Dataset sampling for Granite Instruct (13B) V1.0
The Granite Instruct model was initialized from Granite 13B Base and Supervised Fine-Tuned (SFT) with a mixture of with a mixture of datasets from different sources. The SFT data includes a subset of the Flan Collection,15K samples from Dolly, Anthropic’s human preference data about helpfulness and harmlessness, Instructv3, and internal synthetic datasets specifically designed for summarization and dialog tasks.
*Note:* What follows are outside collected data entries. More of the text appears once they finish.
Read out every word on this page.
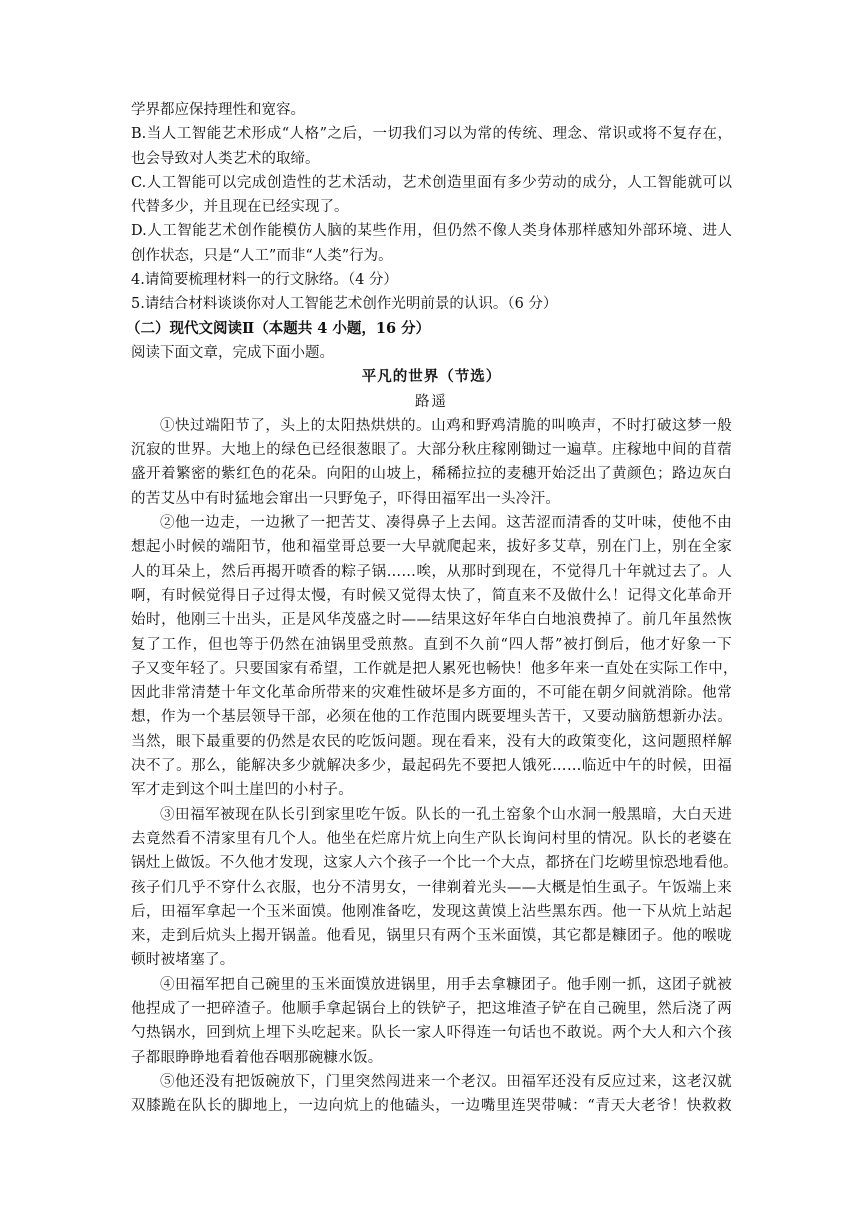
学界都应保持理性和宽容。
B.当人工智能艺术形成“人格”之后，一切我们习以为常的传统、理念、常识或将不复存在，
也会导致对人类艺术的取缔。
C.人工智能可以完成创造性的艺术活动，艺术创造里面有多少劳动的成分，人工智能就可以
代替多少，并且现在已经实现了。
D.人工智能艺术创作能模仿人脑的某些作用，但仍然不像人类身体那样感知外部环境、进人
创作状态，只是“人工”而非“人类”行为。
4.请简要梳理材料一的行文脉络。（4 分）
5.请结合材料谈谈你对人工智能艺术创作光明前景的认识。（6 分）
（二）现代文阅读Ⅱ（本题共 4 小题，16 分）
阅读下面文章，完成下面小题。
平凡的世界（节选）
路遥
①快过端阳节了，头上的太阳热烘烘的。山鸡和野鸡清脆的叫唤声，不时打破这梦一般
沉寂的世界。大地上的绿色已经很葱眼了。大部分秋庄稼刚锄过一遍草。庄稼地中间的苜蓿
盛开着繁密的紫红色的花朵。向阳的山坡上，稀稀拉拉的麦穗开始泛出了黄颜色；路边灰白
的苦艾丛中有时猛地会窜出一只野兔子，吓得田福军出一头冷汗。
②他一边走，一边揪了一把苦艾、凑得鼻子上去闻。这苦涩而清香的艾叶味，使他不由
想起小时候的端阳节，他和福堂哥总要一大早就爬起来，拔好多艾草，别在门上，别在全家
人的耳朵上，然后再揭开喷香的粽子锅……唉，从那时到现在，不觉得几十年就过去了。人
啊，有时候觉得日子过得太慢，有时候又觉得太快了，简直来不及做什么！记得文化革命开
始时，他刚三十出头，正是风华茂盛之时——结果这好年华白白地浪费掉了。前几年虽然恢
复了工作，但也等于仍然在油锅里受煎熬。直到不久前“四人帮”被打倒后，他才好象一下
子又变年轻了。只要国家有希望，工作就是把人累死也畅快！他多年来一直处在实际工作中，
因此非常清楚十年文化革命所带来的灾难性破坏是多方面的，不可能在朝夕间就消除。他常
想，作为一个基层领导干部，必须在他的工作范围内既要埋头苦干，又要动脑筋想新办法。
当然，眼下最重要的仍然是农民的吃饭问题。现在看来，没有大的政策变化，这问题照样解
决不了。那么，能解决多少就解决多少，最起码先不要把人饿死……临近中午的时候，田福
军才走到这个叫土崖凹的小村子。
③田福军被现在队长引到家里吃午饭。队长的一孔土窑象个山水洞一般黑暗，大白天进
去竟然看不清家里有几个人。他坐在烂席片炕上向生产队长询问村里的情况。队长的老婆在
锅灶上做饭。不久他才发现，这家人六个孩子一个比一个大点，都挤在门圪崂里惊恐地看他。
孩子们几乎不穿什么衣服，也分不清男女，一律剃着光头——大概是怕生虱子。午饭端上来
后，田福军拿起一个玉米面馍。他刚准备吃，发现这黄馍上沾些黑东西。他一下从炕上站起
来，走到后炕头上揭开锅盖。他看见，锅里只有两个玉米面馍，其它都是糠团子。他的喉咙
顿时被堵塞了。
④田福军把自己碗里的玉米面馍放进锅里，用手去拿糠团子。他手刚一抓，这团子就被
他捏成了一把碎渣子。他顺手拿起锅台上的铁铲子，把这堆渣子铲在自己碗里，然后浇了两
勺热锅水，回到炕上埋下头吃起来。队长一家人吓得连一句话也不敢说。两个大人和六个孩
子都眼睁睁地看着他吞咽那碗糠水饭。
⑤他还没有把饭碗放下，门里突然闯进来一个老汉。田福军还没有反应过来，这老汉就
双膝跪在队长的脚地上，一边向炕上的他磕头，一边嘴里连哭带喊：“青天大老爷！快救救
Dataset sampling for Granite Chat (13B) V1.0
The Granite Chat model was initialized from Granite 13B Instruct and fine-tuned with a mixture of instruction-tuning datasets. It was aligned using Constrastive Fine Tuning (CFT) for general to improve its harmlessness and the quality of its generation responses. The datasets for CFT are paired samples from Anthropic’s human preference data about helpfulness and harmlessness that have been filtered using the OpenAssist reward model, samples from Dolly, and samples from ProsocialDialog.